In July 2016, a qui tam lawsuit was filed—under seal—against Springstone. It alleged that "Springstone had violated the False Claims Act by obtaining reimbursement from Medicare and Medicaid for medically unnecessary services that it provided to patients." A year after the lawsuit was filed, the Office of the Inspector General for the Department of Health and Human Services sent Springstone a subpoena related to its investigation of the qui tam complaint. That subpoena requested documents related to Springstone's patient treatment and management practices.
A few months later, Springstone informed Hiscox that it had received the subpoena and sought coverage for its response under the D&O coverage. Hiscox denied Springstone's request. In its response, Hiscox stated that there was no "claim," and the subpoena did not allege a "wrongful act." Litigation, resulting in a large legal bill, ensued.
In 2019, the qui tam lawsuit was dismissed, and the complaint was unsealed. Springstone informed Hiscox of the lawsuit and again sought coverage for its response. Hiscox denied that second request for coverage.
Springstone sued Hiscox, alleging (1) a breach of contract, (2) common law bad faith, (3) violations of the Kentucky Unfair Claims Settlement Practice Act and Kentucky Consumer Protection Act, and (4) unjust enrichment. Springstone also sought a declaration of rights under the insurance agreement and punitive damages. Hiscox removed to federal court and filed a motion to dismiss. The district court agreed with Hiscox and found that neither Coverage B nor Coverage C covered the costs of responding to the subpoena and that Coverage C specifically excluded nonmonetary relief.
Analysis of the Case
Springstone alleged that the qui tam action and the government subpoena triggered coverage under its D&O policy. Under the plain meaning of the policy, Hiscox could deny coverage for three reasons.
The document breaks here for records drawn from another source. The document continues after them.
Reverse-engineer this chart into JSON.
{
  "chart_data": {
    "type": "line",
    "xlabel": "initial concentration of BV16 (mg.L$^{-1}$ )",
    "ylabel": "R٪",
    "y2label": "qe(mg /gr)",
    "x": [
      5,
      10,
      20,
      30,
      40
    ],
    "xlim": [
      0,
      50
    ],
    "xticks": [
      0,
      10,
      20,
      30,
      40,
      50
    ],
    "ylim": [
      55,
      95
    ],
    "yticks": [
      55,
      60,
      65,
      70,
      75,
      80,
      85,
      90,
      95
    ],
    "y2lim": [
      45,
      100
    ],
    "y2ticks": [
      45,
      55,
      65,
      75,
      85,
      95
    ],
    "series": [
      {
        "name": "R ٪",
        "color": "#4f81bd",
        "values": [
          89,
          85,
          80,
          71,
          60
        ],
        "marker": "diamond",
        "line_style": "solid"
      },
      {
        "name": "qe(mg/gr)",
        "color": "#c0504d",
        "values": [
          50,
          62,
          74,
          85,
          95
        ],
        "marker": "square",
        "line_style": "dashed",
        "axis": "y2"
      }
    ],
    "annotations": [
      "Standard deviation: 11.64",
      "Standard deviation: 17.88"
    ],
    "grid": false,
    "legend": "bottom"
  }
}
The qui tam lawsuit was not filed during the policy period.
Springstone failed to indemnify any individual as required by Coverage B.
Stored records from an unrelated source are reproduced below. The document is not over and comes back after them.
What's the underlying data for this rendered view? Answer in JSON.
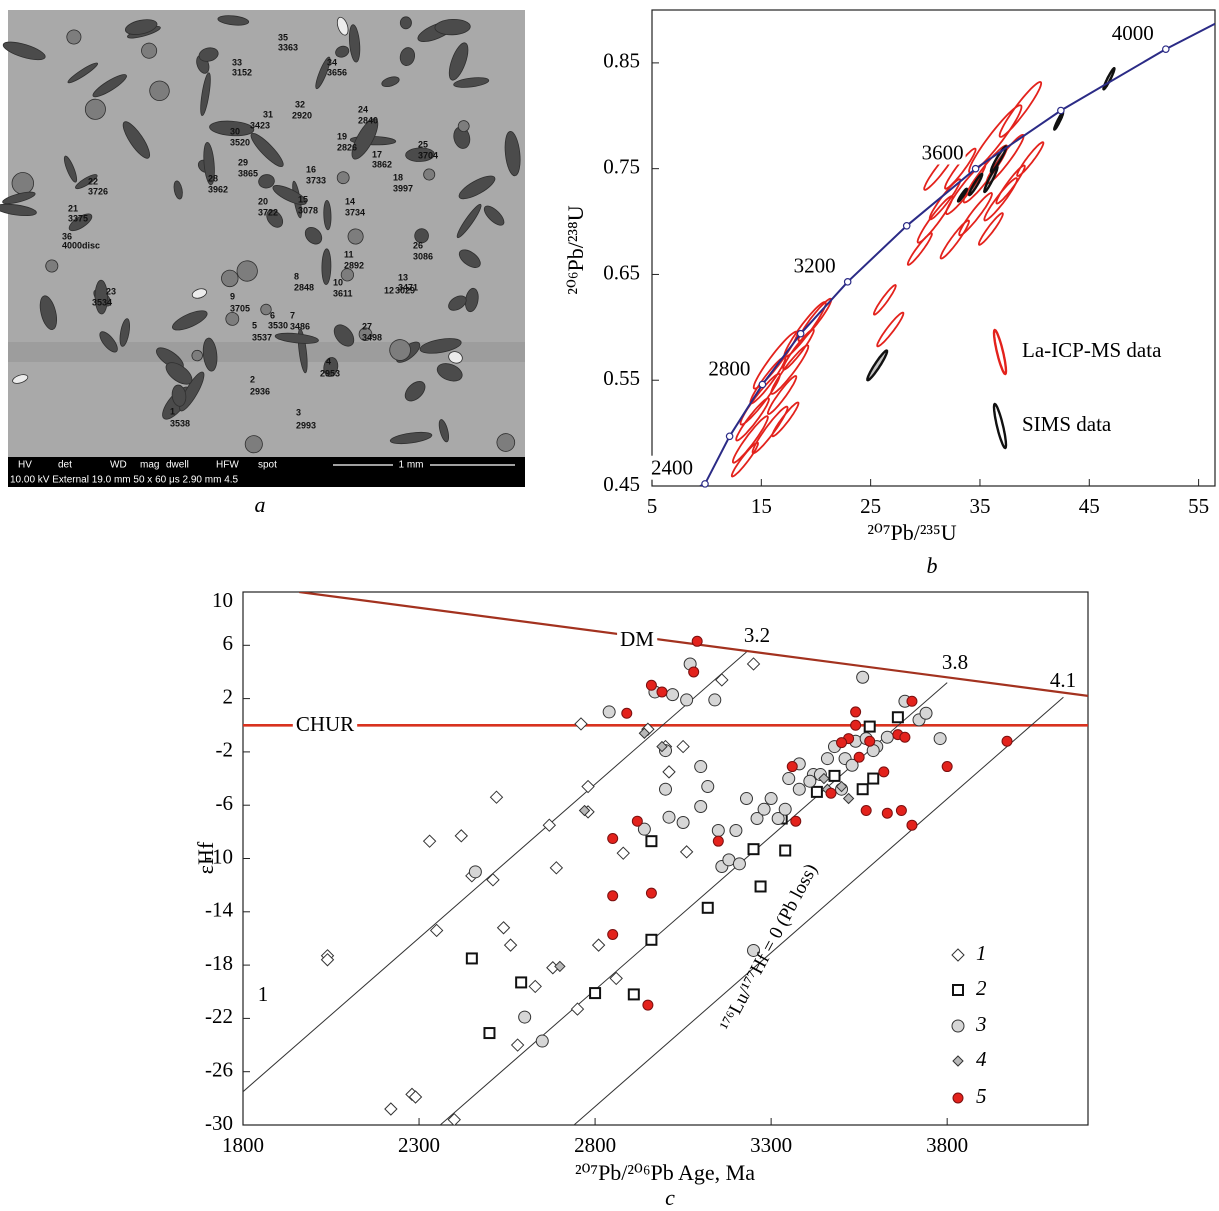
{
  "image_panel": {
    "caption": "a",
    "spots": [
      {
        "id": "35",
        "age": "3363"
      },
      {
        "id": "33",
        "age": "3152"
      },
      {
        "id": "34",
        "age": "3656"
      },
      {
        "id": "32",
        "age": "2920"
      },
      {
        "id": "24",
        "age": "2840"
      },
      {
        "id": "31",
        "age": "3423"
      },
      {
        "id": "30",
        "age": "3520"
      },
      {
        "id": "19",
        "age": "2826"
      },
      {
        "id": "25",
        "age": "3704"
      },
      {
        "id": "29",
        "age": "3865"
      },
      {
        "id": "17",
        "age": "3862"
      },
      {
        "id": "16",
        "age": "3733"
      },
      {
        "id": "28",
        "age": "3962"
      },
      {
        "id": "22",
        "age": "3726"
      },
      {
        "id": "18",
        "age": "3997"
      },
      {
        "id": "20",
        "age": "3722"
      },
      {
        "id": "15",
        "age": "3078"
      },
      {
        "id": "14",
        "age": "3734"
      },
      {
        "id": "21",
        "age": "3375"
      },
      {
        "id": "36",
        "age": "4000disc"
      },
      {
        "id": "26",
        "age": "3086"
      },
      {
        "id": "11",
        "age": "2892"
      },
      {
        "id": "13",
        "age": "3471"
      },
      {
        "id": "8",
        "age": "2848"
      },
      {
        "id": "10",
        "age": "3611"
      },
      {
        "id": "12",
        "age": "3029"
      },
      {
        "id": "23",
        "age": "3534"
      },
      {
        "id": "9",
        "age": "3705"
      },
      {
        "id": "6",
        "age": "3530"
      },
      {
        "id": "5",
        "age": "3537"
      },
      {
        "id": "7",
        "age": "3486"
      },
      {
        "id": "27",
        "age": "3498"
      },
      {
        "id": "4",
        "age": "2953"
      },
      {
        "id": "2",
        "age": "2936"
      },
      {
        "id": "1",
        "age": "3538"
      },
      {
        "id": "3",
        "age": "2993"
      }
    ],
    "info_bar": {
      "fields": [
        "HV",
        "det",
        "WD",
        "mag",
        "dwell",
        "HFW",
        "spot"
      ],
      "values": "10.00 kV External 19.0 mm 50 x 60 μs 2.90 mm 4.5",
      "scale": "1 mm"
    }
  },
  "chart_data": [
    {
      "type": "concordia",
      "caption": "b",
      "x_label": "²⁰⁷Pb/²³⁵U",
      "y_label": "²⁰⁶Pb/²³⁸U",
      "xlim": [
        5,
        56.5
      ],
      "ylim": [
        0.45,
        0.9
      ],
      "xticks": [
        5,
        15,
        25,
        35,
        45,
        55
      ],
      "yticks": [
        0.45,
        0.55,
        0.65,
        0.75,
        0.85
      ],
      "legend": "right",
      "concordia": {
        "color": "#2b2b86",
        "x": [
          9.4,
          9.85,
          12.1,
          15.1,
          18.6,
          22.9,
          28.3,
          34.6,
          42.4,
          52,
          56.5
        ],
        "values": [
          0.45,
          0.452,
          0.497,
          0.546,
          0.594,
          0.643,
          0.696,
          0.75,
          0.805,
          0.863,
          0.887
        ]
      },
      "age_points": {
        "x": [
          9.85,
          12.1,
          15.1,
          18.6,
          22.9,
          28.3,
          34.6,
          42.4,
          52
        ],
        "values": [
          0.452,
          0.497,
          0.546,
          0.594,
          0.643,
          0.696,
          0.75,
          0.805,
          0.863
        ],
        "labels": [
          2400,
          null,
          2800,
          null,
          3200,
          null,
          3600,
          null,
          4000
        ]
      },
      "series": [
        {
          "name": "La-ICP-MS data",
          "color": "#e3221c",
          "x": [
            13.5,
            14.2,
            14.9,
            15.6,
            16.3,
            16.9,
            17.6,
            18.4,
            19.0,
            19.9,
            15.8,
            17.2,
            26.3,
            26.8,
            29.5,
            30.9,
            31.8,
            32.7,
            33.7,
            34.6,
            35.5,
            36.4,
            37.3,
            37.8,
            38.7,
            39.6,
            36.9,
            33.2,
            36.0,
            14.0,
            31.4
          ],
          "values": [
            0.475,
            0.513,
            0.532,
            0.55,
            0.569,
            0.536,
            0.56,
            0.579,
            0.598,
            0.607,
            0.503,
            0.513,
            0.626,
            0.598,
            0.674,
            0.702,
            0.721,
            0.683,
            0.731,
            0.707,
            0.745,
            0.778,
            0.759,
            0.735,
            0.806,
            0.759,
            0.721,
            0.75,
            0.693,
            0.494,
            0.75
          ],
          "x_err": [
            1.2,
            1.5,
            1.8,
            1.6,
            2.0,
            1.3,
            1.7,
            1.4,
            1.9,
            1.5,
            1.6,
            1.2,
            1.0,
            1.2,
            1.1,
            1.6,
            1.4,
            1.3,
            1.8,
            1.5,
            2.0,
            2.4,
            1.7,
            1.3,
            1.9,
            1.2,
            1.5,
            1.4,
            1.1,
            1.6,
            1.5
          ],
          "y_err": [
            0.016,
            0.02,
            0.024,
            0.022,
            0.027,
            0.018,
            0.023,
            0.019,
            0.026,
            0.02,
            0.022,
            0.016,
            0.014,
            0.016,
            0.015,
            0.022,
            0.019,
            0.018,
            0.024,
            0.02,
            0.027,
            0.032,
            0.023,
            0.018,
            0.026,
            0.016,
            0.02,
            0.019,
            0.015,
            0.022,
            0.02
          ]
        },
        {
          "name": "SIMS data",
          "color": "#111111",
          "x": [
            25.6,
            33.4,
            34.6,
            36.0,
            36.7,
            42.2,
            46.8
          ],
          "values": [
            0.564,
            0.725,
            0.735,
            0.74,
            0.759,
            0.795,
            0.835
          ],
          "x_err": [
            0.9,
            0.4,
            0.6,
            0.6,
            0.7,
            0.4,
            0.5
          ],
          "y_err": [
            0.014,
            0.006,
            0.01,
            0.012,
            0.012,
            0.008,
            0.01
          ]
        }
      ]
    },
    {
      "type": "scatter",
      "caption": "c",
      "x_label": "²⁰⁷Pb/²⁰⁶Pb Age, Ma",
      "y_label": "εHf",
      "xlim": [
        1800,
        4200
      ],
      "ylim": [
        -30,
        10
      ],
      "xticks": [
        1800,
        2300,
        2800,
        3300,
        3800
      ],
      "yticks": [
        -30,
        -26,
        -22,
        -18,
        -14,
        -10,
        -6,
        -2,
        2,
        6,
        10
      ],
      "legend": "lower right",
      "reference_lines": [
        {
          "label": "DM",
          "color": "#a3321f",
          "x": [
            1960,
            4200
          ],
          "values": [
            10,
            2.2
          ]
        },
        {
          "label": "CHUR",
          "color": "#d8321f",
          "x": [
            1800,
            4200
          ],
          "values": [
            0,
            0
          ]
        },
        {
          "label": "3.2",
          "color": "#333333",
          "x": [
            1800,
            3230
          ],
          "values": [
            -27.5,
            5.5
          ]
        },
        {
          "label": "3.8",
          "color": "#333333",
          "x": [
            2360,
            3800
          ],
          "values": [
            -30,
            3.2
          ]
        },
        {
          "label": "4.1",
          "color": "#333333",
          "x": [
            2740,
            4130
          ],
          "values": [
            -30,
            2.1
          ]
        }
      ],
      "annotations": [
        "1",
        "¹⁷⁶Lu/¹⁷⁷Hf = 0 (Pb loss)"
      ],
      "series": [
        {
          "name": "1",
          "marker": "diamond",
          "color": "#ffffff",
          "x": [
            2040,
            2040,
            2220,
            2280,
            2290,
            2330,
            2350,
            2420,
            2450,
            2520,
            2510,
            2540,
            2560,
            2580,
            2630,
            2670,
            2680,
            2690,
            2750,
            2760,
            2780,
            2780,
            2810,
            2860,
            2880,
            2950,
            3000,
            3010,
            3050,
            3060,
            3160,
            3250,
            2400
          ],
          "values": [
            -17.3,
            -17.6,
            -28.8,
            -27.7,
            -27.9,
            -8.7,
            -15.4,
            -8.3,
            -11.3,
            -5.4,
            -11.6,
            -15.2,
            -16.5,
            -24,
            -19.6,
            -7.5,
            -18.2,
            -10.7,
            -21.3,
            0.1,
            -6.5,
            -4.6,
            -16.5,
            -19,
            -9.6,
            -0.3,
            -1.6,
            -3.5,
            -1.6,
            -9.5,
            3.4,
            4.6,
            -29.6
          ]
        },
        {
          "name": "2",
          "marker": "square",
          "color": "#ffffff",
          "x": [
            2450,
            2500,
            2590,
            2800,
            2910,
            2960,
            2960,
            3120,
            3250,
            3270,
            3330,
            3340,
            3430,
            3480,
            3560,
            3580,
            3660,
            3590
          ],
          "values": [
            -17.5,
            -23.1,
            -19.3,
            -20.1,
            -20.2,
            -8.7,
            -16.1,
            -13.7,
            -9.3,
            -12.1,
            -7,
            -9.4,
            -5,
            -3.8,
            -4.8,
            -0.1,
            0.6,
            -4
          ]
        },
        {
          "name": "3",
          "marker": "circle",
          "color": "#d6d6d6",
          "x": [
            2460,
            2600,
            2650,
            2840,
            2970,
            3020,
            3060,
            3070,
            3000,
            2940,
            3010,
            3050,
            3100,
            3120,
            3150,
            3160,
            3180,
            3200,
            3230,
            3260,
            3280,
            3300,
            3320,
            3340,
            3350,
            3380,
            3420,
            3460,
            3480,
            3510,
            3540,
            3560,
            3570,
            3600,
            3630,
            3680,
            3720,
            3740,
            3780,
            3250,
            3210,
            3100,
            3000,
            3140,
            3440,
            3500,
            3530,
            3590,
            3380,
            3410
          ],
          "values": [
            -11,
            -21.9,
            -23.7,
            1,
            2.5,
            2.3,
            1.9,
            4.6,
            -1.9,
            -7.8,
            -6.9,
            -7.3,
            -6.1,
            -4.6,
            -7.9,
            -10.6,
            -10.1,
            -7.9,
            -5.5,
            -7,
            -6.3,
            -5.5,
            -7,
            -6.3,
            -4,
            -2.9,
            -3.7,
            -2.5,
            -1.6,
            -2.5,
            -1.2,
            3.6,
            -1,
            -1.6,
            -0.9,
            1.8,
            0.4,
            0.9,
            -1,
            -16.9,
            -10.4,
            -3.1,
            -4.8,
            1.9,
            -3.7,
            -4.8,
            -3,
            -1.9,
            -4.8,
            -4.2
          ]
        },
        {
          "name": "4",
          "marker": "diamond",
          "color": "#b8b8b8",
          "x": [
            2990,
            2940,
            3500,
            3450,
            3460,
            3520,
            2770,
            2700
          ],
          "values": [
            -1.6,
            -0.6,
            -4.6,
            -4,
            -4.8,
            -5.5,
            -6.4,
            -18.1
          ]
        },
        {
          "name": "5",
          "marker": "circle",
          "color": "#e3221c",
          "x": [
            2890,
            2850,
            2920,
            2960,
            2990,
            3090,
            3080,
            2960,
            2850,
            2850,
            2950,
            3150,
            3360,
            3370,
            3540,
            3540,
            3550,
            3520,
            3580,
            3630,
            3570,
            3620,
            3660,
            3680,
            3700,
            3670,
            3700,
            3800,
            3970,
            3470,
            3500
          ],
          "values": [
            0.9,
            -8.5,
            -7.2,
            3,
            2.5,
            6.3,
            4,
            -12.6,
            -12.8,
            -15.7,
            -21,
            -8.7,
            -3.1,
            -7.2,
            1,
            0,
            -2.4,
            -1,
            -1.2,
            -6.6,
            -6.4,
            -3.5,
            -0.7,
            -0.9,
            1.8,
            -6.4,
            -7.5,
            -3.1,
            -1.2,
            -5.1,
            -1.3
          ]
        }
      ]
    }
  ]
}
Nonmonetary relief is excluded from Coverage C.
Underlying Qui Tam
Springstone asserted that the underlying qui tam lawsuit constituted a claim under the policy. The qui tam complaint was filed 6 months before the policy period incepted. The definition of "made" is the past simple and past participle of make. A lawsuit is first produced or created when it is filed, not when it is unsealed.
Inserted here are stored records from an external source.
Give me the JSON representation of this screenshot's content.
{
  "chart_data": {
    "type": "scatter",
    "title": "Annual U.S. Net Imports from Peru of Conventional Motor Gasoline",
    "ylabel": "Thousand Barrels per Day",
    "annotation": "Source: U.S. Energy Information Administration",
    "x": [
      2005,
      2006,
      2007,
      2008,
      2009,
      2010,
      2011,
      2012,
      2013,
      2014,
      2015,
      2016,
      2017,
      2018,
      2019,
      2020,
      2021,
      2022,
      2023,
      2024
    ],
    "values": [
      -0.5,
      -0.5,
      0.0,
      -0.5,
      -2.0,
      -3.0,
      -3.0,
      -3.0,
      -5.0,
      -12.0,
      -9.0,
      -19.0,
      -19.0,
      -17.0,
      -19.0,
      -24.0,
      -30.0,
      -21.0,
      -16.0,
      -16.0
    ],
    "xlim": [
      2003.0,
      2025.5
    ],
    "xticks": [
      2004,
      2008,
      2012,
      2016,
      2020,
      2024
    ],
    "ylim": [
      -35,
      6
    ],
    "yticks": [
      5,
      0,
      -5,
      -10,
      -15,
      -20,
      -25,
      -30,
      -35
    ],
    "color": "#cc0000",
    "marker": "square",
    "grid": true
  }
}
Coverage B also requires indemnification of an individual insured. And indemnification is a duty to make good any loss, damage, or liability incurred by another. In other words, the individual insured must have a duty to pay the loss. Indemnity in its most basic sense means reimbursement and may exist when one party discharges a liability that another rightfully should have assumed. Springstone did not indemnify any individual insured by retaining counsel to respond to a subpoena directed at the company.
Under Coverage C, "the Insurer shall not be liable to make any payment for Loss in connection with any Claim made against any Insured: seeking fines or penalties or nonmonetary relief against the Company." Even if the subpoena was a written demand for nonmonetary relief, it is excluded from Coverage C. Importantly, the exclusion forecloses payment for any loss, including defense costs. Under these circumstances, Hiscox properly denied coverage.
The district court appropriately dismissed the remaining state law claims because Hiscox was entitled to deny Springstone's insurance claims, and as a result, there was no support for a claim of bad faith.
Springstone understandably sought reimbursement for an expensive investigation, but the insurance it purchased did not cover either the actions of the government or a complaint filed before the policy period. Springstone, therefore, recovered nothing.
Springstone learned, by this litigation, that no insurance policy covers every possible incident that may cost the insured money, nor does it jump in to defend every possible event. In addition, a D&O policy is triggered when a claim is made; therefore, there is no right to recover if the suit was filed—as was the qui tam suit in this case—before the policy came into effect.